We all know how difficult it is to think when, perhaps because of tiredness or anxiety, our minds are 'racing'. As soon as we try to concentrate on one thing, another, irrelevant, thought will intrude to throw our reasoning off course.

In a healthy brain, the worst that this mental 'busyness' can cause is a headache. In a brain that has problems with memory, this kind of distraction mechanism - in other words, the activation of too many memory traces at the same time - can undermine cogent reasoning. Research published in the July issue of Nature Neuroscience suggests that such distraction could be at the root of some confusing and distressing information storage and retrieval problems.

Armin Schnider and Radek Ptak of the University Hospital, Bern, Switzerland have been studying a small subset of amnesiacs who suffer from what is technically known as 'confabulation'. These patients imagine, and believe in, totally fabricated experiences - some plausible, others less so ("I am a space pirate"). How these fantasies are generated and given internal credence is the subject of much controversy.

Schnider and Ptak repeatedly showed two series of pictures - one abstract and one meaningful - to groups of confabulators, non-confabulating amnesiacs and ordinary, healthy people at various time intervals. The series were made up of several different pictures and some copies. At each showing, the duo asked their subjects to identify the copies in the current round, disregarding their recollections of the series from showings five minutes or half an hour previously.

Confabulators were the only group to have great problems with this task of ignoring the past (even that from thirty minutes before) and concentrating only on the present. Although they were well able to single out genuine copies, they also had very high 'false-positive' rates, finding copies where there were none. This indicates that they were giving memory and incoming information equivalent status. To confabulators, then, "memories seem," say the researchers, "as real and pertinent as current reality."

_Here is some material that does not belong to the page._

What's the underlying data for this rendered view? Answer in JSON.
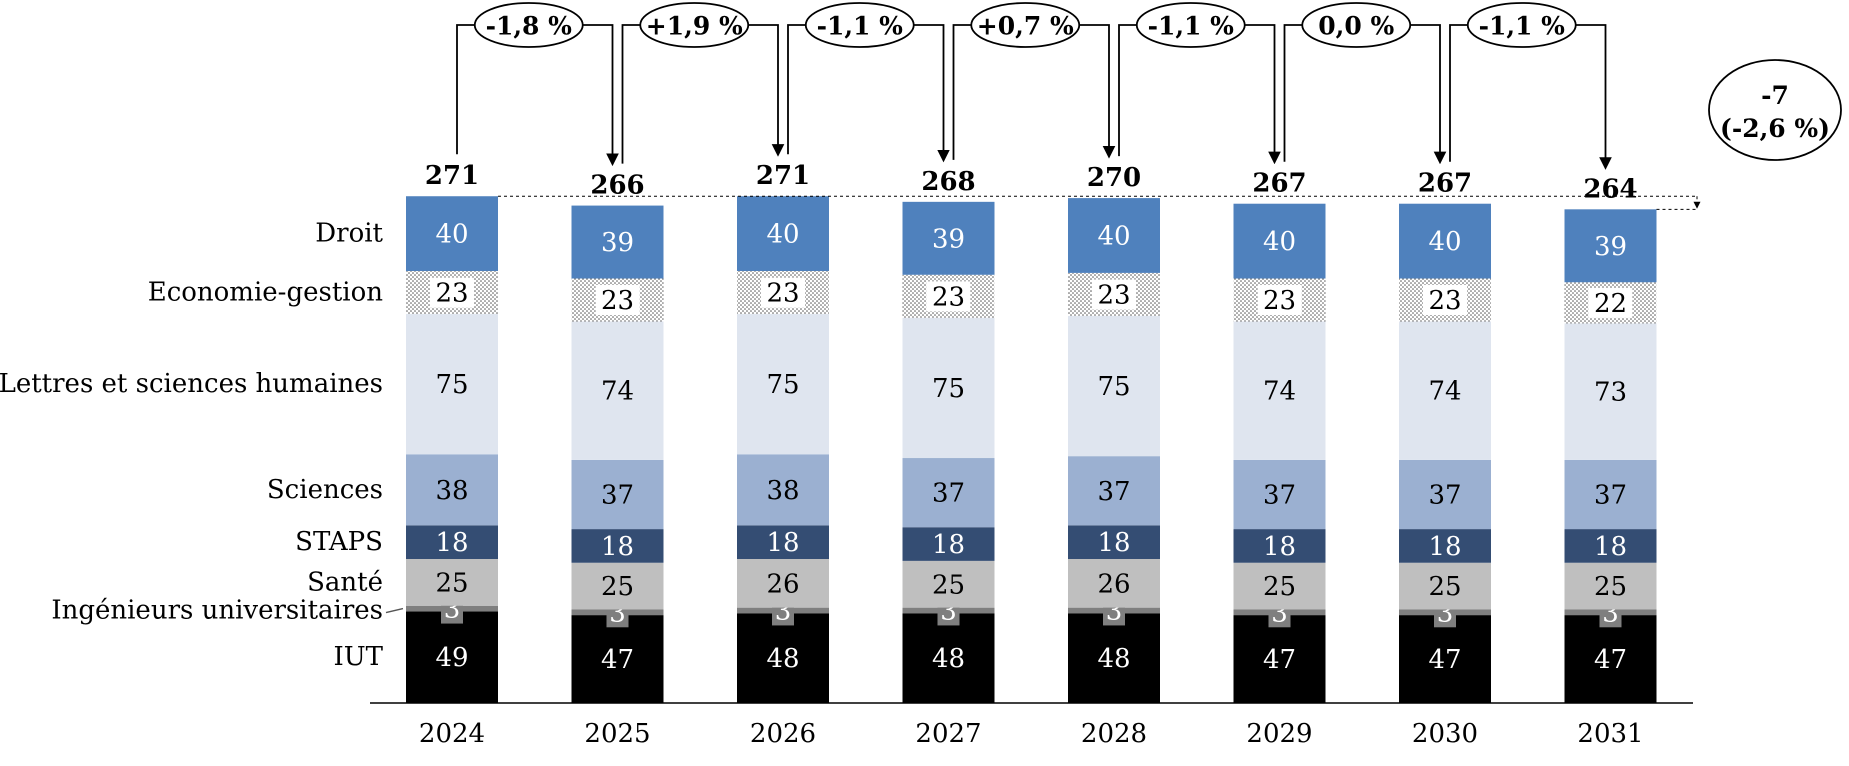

Thus, Schnider and Ptak propose that the part of the brain responsible for suppressing information irrelevant to the task in hand is at the front of the brain, in the foremost (or anterior) part of the limbic system (the region believed to be involved in generating and controlling emotions such as joy and rage). This area is always damaged in confabulators, but is often spared in non-confabulating amnesiacs.

Altogether, these findings - and similar results in animals - hint that, ironically, some types of amnesia may be the result of too much recall rather than too little.